The State argued that having a comprehensive and inclusive notification of State-funded services is a vital resource for all pregnant people visiting CPCs, many of whom are under the assumption that their options are limited due to funds. In actuality, California does have funding programs for low-income people seeking abortion or maternity care, however, CPCs were not divulging this information. The State also argued that unlicensed CPCs should disclose their certification status because they are not medical professionals and their clients, who will be exposed to opinionated influences, should be aware of this.
The ruling was in favor of NIFLA— regulations of this sort cannot be mandated by the State. The majority’s opinion, by Justice Thomas, hinged on the notion that the First Amendment speech rights of CPCs were violated by regulating the speech according to content.
Given the anti-abortion stance of CPCs, the majority opinion argued that these regulations would alter the content of their speech by making it inclusive of services they oppose. In regards to requiring unlicensed CPCs to post about this status, the majority opinion found the claims about clients not knowing their status hypothetical. Additionally, unlicensed CPCs are not bound to comply with these regulations because they are not certified.
This anti-choice ruling allows these fake clinics to lie and continue their shameful practice of manipulating people seeking honest medical advice. And, of course the Court does not apply the same speech protections to actual doctors seeking to provide real, actual medical advice. As pointed out in the dissent by Justice Breyer, the same logic has not applied to regulation of pro-choice providers who are forced by anti-choice motivated laws to impede a person’s path to abortion. A major reproductive rights case from 1992, Planned Parenthood v. Casey, states “a statute can require patients who have decided on abortion to be told… the ‘probable gestational age of the unborn child,’ medical assistance for childbirth, printed materials describing the fetus, potential child support, adoption and alternative services” (Breyer, 10). Breyer posits:
If a State can lawfully require a doctor to tell a woman seeking an abortion about adoption services, why should it not be able, as here, to require a medical counselor to tell a woman seeking prenatal care or other reproductive healthcare about childbirth and abortion services? (Breyer, 12).
The answer provided by the majority falters. By omitting State-offered material resources from the rhetoric of CPCs, they actively limit their visitors access to vital, time-sensitive information and services. This is something I, and many others, experience as residents in Georgia. We are surrounded by CPCs and their anti-choice establishments isolate us from positive reproductive health spaces that do not villainize us, but instead expand our web of resources with affordable access to birth control, abortion, and other important reproductive health care.

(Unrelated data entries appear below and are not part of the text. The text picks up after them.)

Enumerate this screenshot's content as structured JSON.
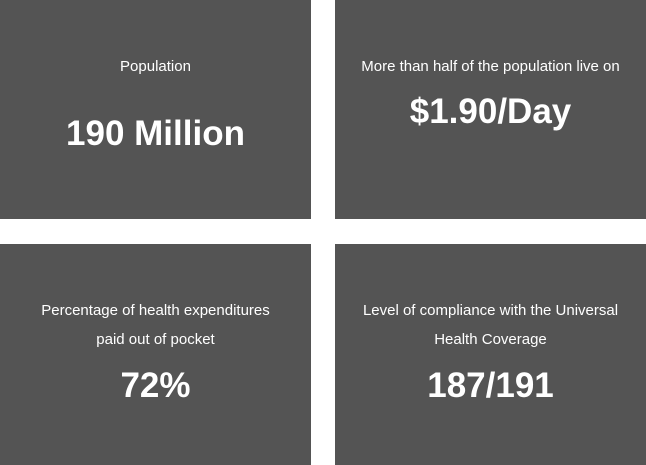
{
  "stats": [
    {
      "label": "Population",
      "value": "190 Million"
    },
    {
      "label": "More than half of the population live on",
      "value": "$1.90/Day"
    },
    {
      "label": "Percentage of health expenditures paid out of pocket",
      "value": "72%"
    },
    {
      "label": "Level of compliance with the Universal Health Coverage",
      "value": "187/191"
    }
  ],
  "colors": {
    "card_background": "#545454",
    "text": "#ffffff",
    "page_background": "#ffffff"
  }
}
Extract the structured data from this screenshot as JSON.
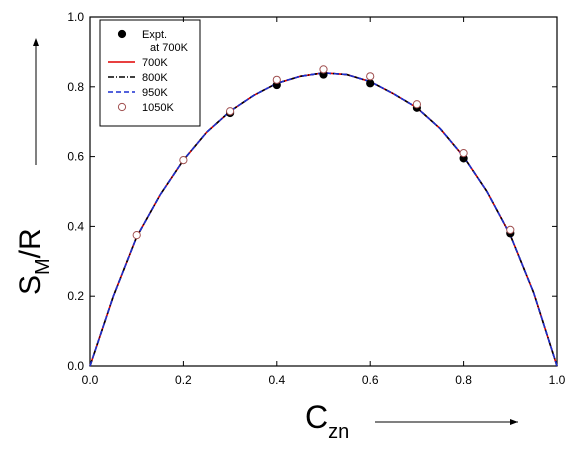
{
  "chart_data": {
    "type": "line",
    "xlabel": [
      "C",
      "zn"
    ],
    "ylabel": [
      "S",
      "M",
      "/R"
    ],
    "xlim": [
      0,
      1
    ],
    "ylim": [
      0,
      1
    ],
    "xticks": [
      {
        "value": 0,
        "label": "0.0"
      },
      0.2,
      0.4,
      0.6,
      0.8,
      {
        "value": 1,
        "label": "1.0"
      }
    ],
    "yticks": [
      {
        "value": 0,
        "label": "0.0"
      },
      0.2,
      0.4,
      0.6,
      0.8,
      {
        "value": 1,
        "label": "1.0"
      }
    ],
    "legend": "top-left",
    "series": [
      {
        "name": [
          "Expt.",
          "at 700K"
        ],
        "color": "#000000",
        "marker": "filled",
        "x": [
          0.3,
          0.4,
          0.5,
          0.6,
          0.7,
          0.8,
          0.9
        ],
        "values": [
          0.725,
          0.805,
          0.835,
          0.81,
          0.74,
          0.595,
          0.38
        ]
      },
      {
        "name": [
          "700K"
        ],
        "color": "#e00000",
        "dash": "none",
        "x": [
          0,
          0.05,
          0.1,
          0.15,
          0.2,
          0.25,
          0.3,
          0.35,
          0.4,
          0.45,
          0.5,
          0.55,
          0.6,
          0.65,
          0.7,
          0.75,
          0.8,
          0.85,
          0.9,
          0.95,
          1
        ],
        "values": [
          0,
          0.2,
          0.37,
          0.49,
          0.59,
          0.67,
          0.73,
          0.775,
          0.81,
          0.83,
          0.84,
          0.835,
          0.815,
          0.78,
          0.74,
          0.68,
          0.6,
          0.5,
          0.375,
          0.21,
          0
        ]
      },
      {
        "name": [
          "800K"
        ],
        "color": "#000000",
        "dash": "6 2 1 2",
        "x": [
          0,
          0.05,
          0.1,
          0.15,
          0.2,
          0.25,
          0.3,
          0.35,
          0.4,
          0.45,
          0.5,
          0.55,
          0.6,
          0.65,
          0.7,
          0.75,
          0.8,
          0.85,
          0.9,
          0.95,
          1
        ],
        "values": [
          0,
          0.2,
          0.37,
          0.49,
          0.59,
          0.67,
          0.73,
          0.775,
          0.81,
          0.83,
          0.84,
          0.835,
          0.815,
          0.78,
          0.74,
          0.68,
          0.6,
          0.5,
          0.375,
          0.21,
          0
        ]
      },
      {
        "name": [
          "950K"
        ],
        "color": "#1a2fd0",
        "dash": "5 3",
        "x": [
          0,
          0.05,
          0.1,
          0.15,
          0.2,
          0.25,
          0.3,
          0.35,
          0.4,
          0.45,
          0.5,
          0.55,
          0.6,
          0.65,
          0.7,
          0.75,
          0.8,
          0.85,
          0.9,
          0.95,
          1
        ],
        "values": [
          0,
          0.2,
          0.37,
          0.49,
          0.59,
          0.67,
          0.73,
          0.775,
          0.81,
          0.83,
          0.84,
          0.835,
          0.815,
          0.78,
          0.74,
          0.68,
          0.6,
          0.5,
          0.375,
          0.21,
          0
        ]
      },
      {
        "name": [
          "1050K"
        ],
        "color": "#a05050",
        "marker": "open",
        "x": [
          0.1,
          0.2,
          0.3,
          0.4,
          0.5,
          0.6,
          0.7,
          0.8,
          0.9
        ],
        "values": [
          0.375,
          0.59,
          0.73,
          0.82,
          0.85,
          0.83,
          0.75,
          0.61,
          0.39
        ]
      }
    ]
  }
}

Furthermore, CPCs are not safe medical spaces for queer young people like myself to speak truthfully about our experiences. In my effort to seek medical assistance, the last thing I need is to be condemned and lied to. That is why the reproductive justice movement must continue to articulate these truths and uphold the spaces that matter until the day SCOTUS secures our access to all reproductive care options and upholds medical truth by all providers, no matter their stance in relation to choice, above all else.